Em três recipientes sobre a mesa redonda, mãos pequenas e habilidosas despejam um líquido rosa de um para o outro, com o auxílio de uma concha. Na mesa ao lado, dentro de um pote, a água e a massinha são misturadas com concentração. Os olhares dos adultos, que observam de longe, parecem não entender o que está sendo feito, mas para a gurizada da Cataventura Escola Infantil, de Caxias do Sul, aquele é um trabalho importante e que exige total dedicação. A escola aplica o método montessoriano, em que cada um dos 43 alunos têm autonomia para usar o ambiente escolar como forma de explorar o mundo e descobrir como interagir com ele.

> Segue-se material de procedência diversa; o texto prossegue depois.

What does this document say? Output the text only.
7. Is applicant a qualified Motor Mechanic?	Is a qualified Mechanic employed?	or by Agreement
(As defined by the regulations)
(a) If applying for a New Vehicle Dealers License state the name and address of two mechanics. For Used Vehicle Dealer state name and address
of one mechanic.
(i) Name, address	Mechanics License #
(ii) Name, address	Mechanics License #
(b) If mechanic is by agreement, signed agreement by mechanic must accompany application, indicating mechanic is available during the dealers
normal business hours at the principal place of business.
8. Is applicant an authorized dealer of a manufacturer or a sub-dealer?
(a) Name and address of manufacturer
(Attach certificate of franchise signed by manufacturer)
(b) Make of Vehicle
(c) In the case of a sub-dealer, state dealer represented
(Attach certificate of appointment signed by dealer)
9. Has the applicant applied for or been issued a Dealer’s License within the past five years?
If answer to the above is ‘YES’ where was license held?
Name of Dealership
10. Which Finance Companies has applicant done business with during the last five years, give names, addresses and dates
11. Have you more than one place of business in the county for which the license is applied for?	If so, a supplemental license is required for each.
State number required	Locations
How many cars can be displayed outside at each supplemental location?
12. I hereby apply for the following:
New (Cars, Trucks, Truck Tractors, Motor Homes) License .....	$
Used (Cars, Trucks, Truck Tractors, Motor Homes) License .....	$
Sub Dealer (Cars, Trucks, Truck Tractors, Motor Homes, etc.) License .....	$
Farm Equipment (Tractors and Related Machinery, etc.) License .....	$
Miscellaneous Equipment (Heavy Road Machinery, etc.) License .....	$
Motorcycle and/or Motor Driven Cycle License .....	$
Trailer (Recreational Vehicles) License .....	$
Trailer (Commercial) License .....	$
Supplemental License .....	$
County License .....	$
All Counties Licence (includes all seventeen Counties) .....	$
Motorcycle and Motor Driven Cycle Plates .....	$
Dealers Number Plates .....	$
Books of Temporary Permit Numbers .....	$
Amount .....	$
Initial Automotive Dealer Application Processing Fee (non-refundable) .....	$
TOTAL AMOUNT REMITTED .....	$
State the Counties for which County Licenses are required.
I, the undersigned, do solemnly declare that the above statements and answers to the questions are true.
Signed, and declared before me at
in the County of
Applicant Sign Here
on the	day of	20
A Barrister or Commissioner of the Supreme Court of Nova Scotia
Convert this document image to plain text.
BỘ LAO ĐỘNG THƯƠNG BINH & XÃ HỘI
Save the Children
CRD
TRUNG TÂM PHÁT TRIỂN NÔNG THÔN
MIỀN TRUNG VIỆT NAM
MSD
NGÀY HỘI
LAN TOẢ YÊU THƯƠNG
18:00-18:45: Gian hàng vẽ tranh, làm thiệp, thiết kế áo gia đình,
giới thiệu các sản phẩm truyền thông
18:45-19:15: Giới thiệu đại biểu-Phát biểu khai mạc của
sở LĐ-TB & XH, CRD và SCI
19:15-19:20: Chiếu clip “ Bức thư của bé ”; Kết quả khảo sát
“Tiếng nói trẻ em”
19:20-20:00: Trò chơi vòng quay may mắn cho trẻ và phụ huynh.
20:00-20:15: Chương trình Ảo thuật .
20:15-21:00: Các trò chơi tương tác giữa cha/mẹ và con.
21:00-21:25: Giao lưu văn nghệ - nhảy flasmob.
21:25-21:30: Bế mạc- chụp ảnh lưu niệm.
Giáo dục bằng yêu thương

Criado por Maria Montessori, em 1937 na Itália, o modelo de educação coloca as crianças no centro do próprio conhecimento (saiba mais abaixo). Na escola de Caxias, o método é usado há seis anos. No local, cada um pode escolher o que fazer dentro das possibilidades de aprendizagem que são oferecidas como culinária, biologia, musicalização, idiomas, arte, yoga e meditação, filosofia e faz de conta.
Como o ensino é centrado nas crianças, os educadores comumente procuram ocupar os ambientes de forma que fiquem na mesma altura dos pequenos, para conversas olho no olho. Além dos brinquedos coloridos, comuns nas mais diversas escolas infantis, o ambiente da Cataventura é decorado com sofás, mesas, cadeiras e até mesmo pias de cozinha na altura dos pequenos.
— As crianças são convidadas a participar ativamente de todas as etapas de modo que essa aprendizagem se torne significativa e estimule habilidades importantes para uma vida de qualidade. Assim, elas aprendem sobre auto cuidado pessoal, como assoar o nariz, vestir as próprias roupas, expressar emoções e os próprios limites, além de cuidados com o ambiente, como guardar o material que utilizam, lavar a louça do almoço, preparar lanches, e cuidados com o outro, como auxiliar as crianças menores, ensinar sobre o que já sabem, respeitar as necessidades das outras crianças, resolver os conflitos com diálogo e proteger a natureza — explica a diretora Laina Brambatti, mestre em Filosofia/Ética pela UCS.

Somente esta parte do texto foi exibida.